Saying "no" to professional opportunities:

At 20, librarianship was so far off my radar it didn’t even occur to me that it was a field to enter. It feels so odd, then, that as of April 11 I’ve officially been a “librarian” in title longer than I’d been an “educator” in title. Of course, my roles highly involve education, and libraries and education are indeed linked.

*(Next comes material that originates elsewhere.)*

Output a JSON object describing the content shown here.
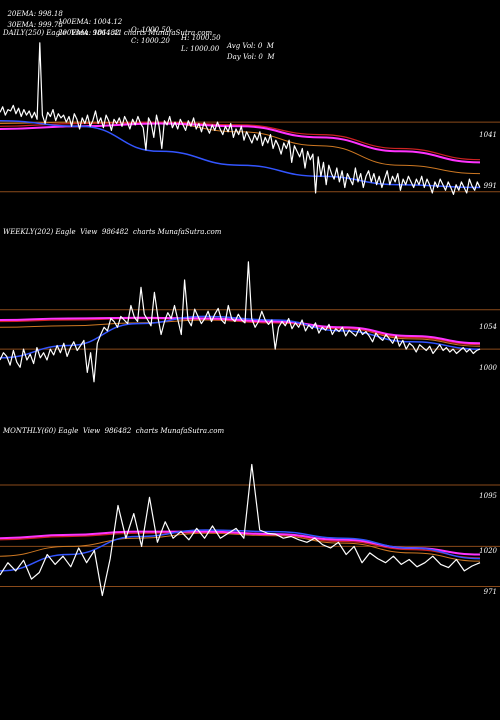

Professionally, I’ve always had one goal: be marketable enough to maybe actually get a job in whatever place I wanted to live. I had no idea what I wanted to do except that I knew I needed a job. So I was basically driven toward a goal I couldn’t name; but I was running, constantly. Couldn’t let a job or an internship or an opportunity pass me by. The sheer number of extracurricular projects I was involved in sounds exhausting to me now, but I somehow made it work. Reading about the poetry and plays I was writing 15 years ago, though, made me thankful that I found jobs where I could continue to write (even if I’m writing Memorandums of Understanding and curricula and grant applications rather than a scene inspired by Capote’s “Children on their Birthdays” where my interpretation of the assignment was completely off-base but HEY I ACTUALLY WROTE A SUCCESSFUL SCENE SO THERE, ARTSY KID WHO GAVE ME A WORSE REVIEW THAN THE INSTRUCTOR DID AND WHOSE WORDS I SPECIFICALLY REMEMBER AND YEAH I’M TOTALLY OVER IT).

Since I started my most recent job in 2015, I've been taking some time to take opportunities as they come. This, even, nearly felt unsustainable in 2016; but I got through that year of extracurricular work and now it appears that opportunities come in gentler waves. I've had to say "no" to some of them; and even adding the "had to" to the "say no" part doesn't really satiate my 20-year-old self who would argue that not pursuing every single professional lead is akin to giving up. 35-year-old me knows rationally that skipping a conference or not submitting a proposal and relying on invitations to mitigate my workload is Just Fine and means that I get to spend more time laughing with Caleb at our cats. But it's in these times that I feel as though I'm doing the scariest thing, to be honest. Melissa Depper's series on saying "no" really helps.



TL;DR

So, 20-year-old would be scared of 35-year-old me, but I hope I'd be grateful, too. I mean, 35-year-old me did the work so 20-year-old me can go take a nap. If there’s anything 20-year-old me was in need of, it is so very clearly a nap.


In 15 more years I’ll be 50. I have no idea what will happen or what I’ll be doing or where I will be. Maybe there’s scary things I will still actually do. Maybe I'll be like "WTF was 35-year-old me thinking." If there’s anything I learned from 20-year-old me, it’s that not having a clear picture of what that will look like is okay.


What I do know is, in the event I’m actually still alive, that 50-year-old me may not Have it All Together and Have it All Figured out, still. And that will also have to be okay.


*My undergrad nickname was Pegleg (or PL, or Leg), bore from a dream a friend had. I have a limp that becomes pronounced when I get tired, and in the dream my friend walked in on me treating wounds from an ill-fitting prosthetic limb; apparently I had told no one about the prosthesis or that it hurt. Embracing the subsequent nickname was the first time I tied my identity to my disability in a public way. If you ever want to get my attention in a crowd at a conference, "Pegleg" is the best call to use. I know that Anna has done this successfully at least once.


**Someday I will go into how media, out of necessity, shaped my view of PWD and myself as a disabled person, but today is not that day.


***A couple months ago I was joking with Caleb and brought up being a cyborg. Funnily enough he ended up saying, "HA! I know better. And we're married." So I guess that's the end of that.


What are some things you're doing now that would surprise (or scare) Past You?